Yine milletvekili olduğu seçimlerden iki gün önce ise Metin Münir'in köşesinden doğduğu Arıca Köyü için “kurtulmam bir mucizeydi” dediğini öğrenmiştik. İşte Bakan Şimşek'e gundi dememin nedeni de bu. Kürtçe “köylü” anlamına gelse de daha çok köylü kurnazını ifade etmek için kullanılır gundi kelimesi. Mehmet Şimşek dün “oh, kurtuldum” dediği yeri bugün açılımın hizmetine sunabiliyorsa gundi Mehmet demekte bir sakınca bulunmuyor.

Gundi Mehmet'ten Bakan Mehmet'e giden yolda ilk durak ABD Büyükelçiliği'nde ekonomistlik oluyor. Dört yıllık hizmetinin ardından bu sefer “hayallerini süsleyen”New York'a taşınıyor. Orada da çeşitli kurumlarda çalıştıktan sonra Merrill Lynch'e transfer oluyor.

Bu sırada, gundi Mehmet'in çok önemsediği fırsat eşitliği devreye giriyor ve Mehmet Şimşek İngiltere vatandaşlığına geçiyor. Hem de Kraliçe'ye bağlılık yemini ederek... Evet, Batman'ın bir köyünde de doğsanız Kraliçe'ye bağlılık yemini etme fırsatınız bulunuyor.

Tabii bu konunun basında fazla gündeme gelmesi istenmediğinden üzerine fazla gidilmiyor. Hatta Wikipedi'deki Mehmet Şimşek sayfasına baktığınızda Merrill Lynch ya da İngiltere vatandaşlığı hakkında tek kelime bulamıyorsunuz. Oysa İngilizce sayfada her iki bilgi de mevcut. Türkçe madde üzerinde temizlik yapılmış anlaşılan.

Mehmet Şimşek'in hayat hikayesinden kesitlere ara verip kendini örnek vermesine geri dönelim.

Şimşek, “Kürt sorunu yok” derken şunu söylüyor aslında: Eğer sistemin bir parçası olup emperyalizmle ilişkileri ihmal etmezseniz, bir Kürt olarak da yükselebilirsiniz. Kürt sorunu dediğiniz şey buysa eğer, gerçekten de ortada bir sorun yok. O halde hadi açılıma devam...

Zaten açılım olarak öne sürülen de gundi Mehmet'in anladığından başka bir şeye benzemiyor. Açılımda ne memleketi Arıca'yı “kurtulunması mucize” sayılan bir yer olmaktan çıkarmak var, ne de Türk ve Kürt halklarının eşitliği...

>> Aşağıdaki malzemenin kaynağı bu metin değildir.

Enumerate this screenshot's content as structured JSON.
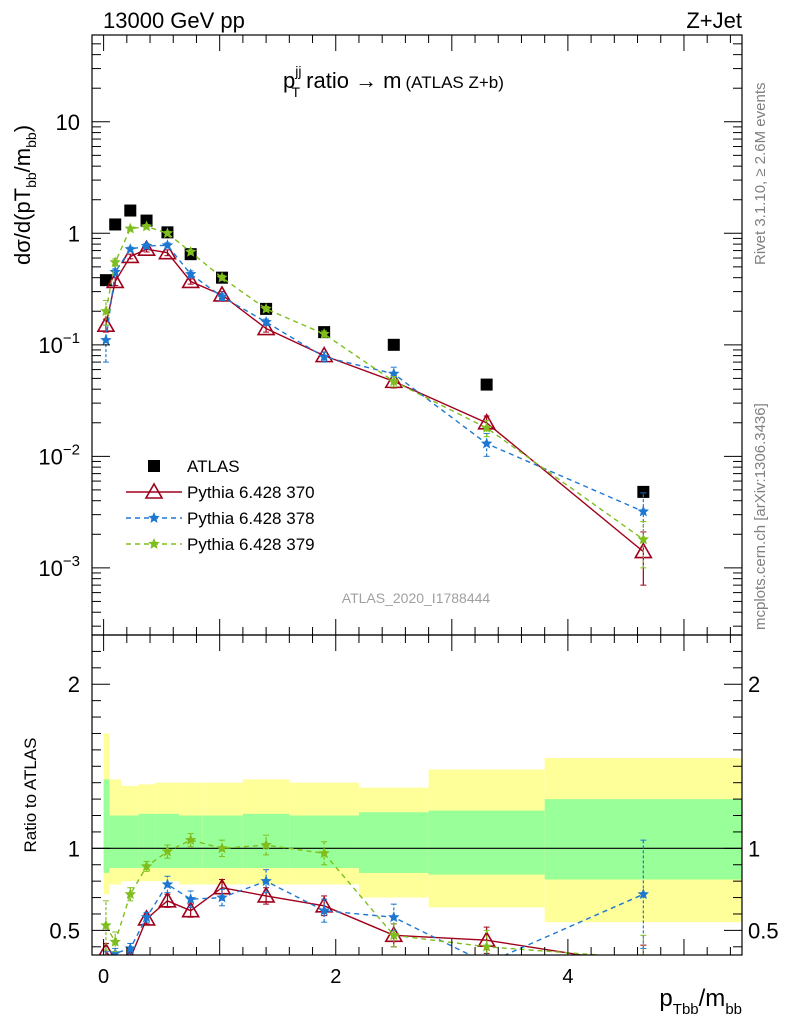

İlk fırsatta kapağı dışarı atma hevesindeki Şimşek “kurtulduğu” köyüne Bakan olarak dönüyor. Bu ana kadar da hep güneşin batıdan doğduğuna inanıyor. Şimdi Kürt köylüsüne önerisi açılıma destek olmaları. Yani onların da güneşin batıdan yükseldiğine inanmalarını istiyor. Peki buna inanmak yeterli mi? Dokuz kardeşlerin biri Bakan olmuş, yolunu bulmuş. Diğerlerinin yedisi öğretmen olmak üzere hepsi kamu emekçisi.

Batıdan doğacak güneş buraları hiç ısıtmıyor.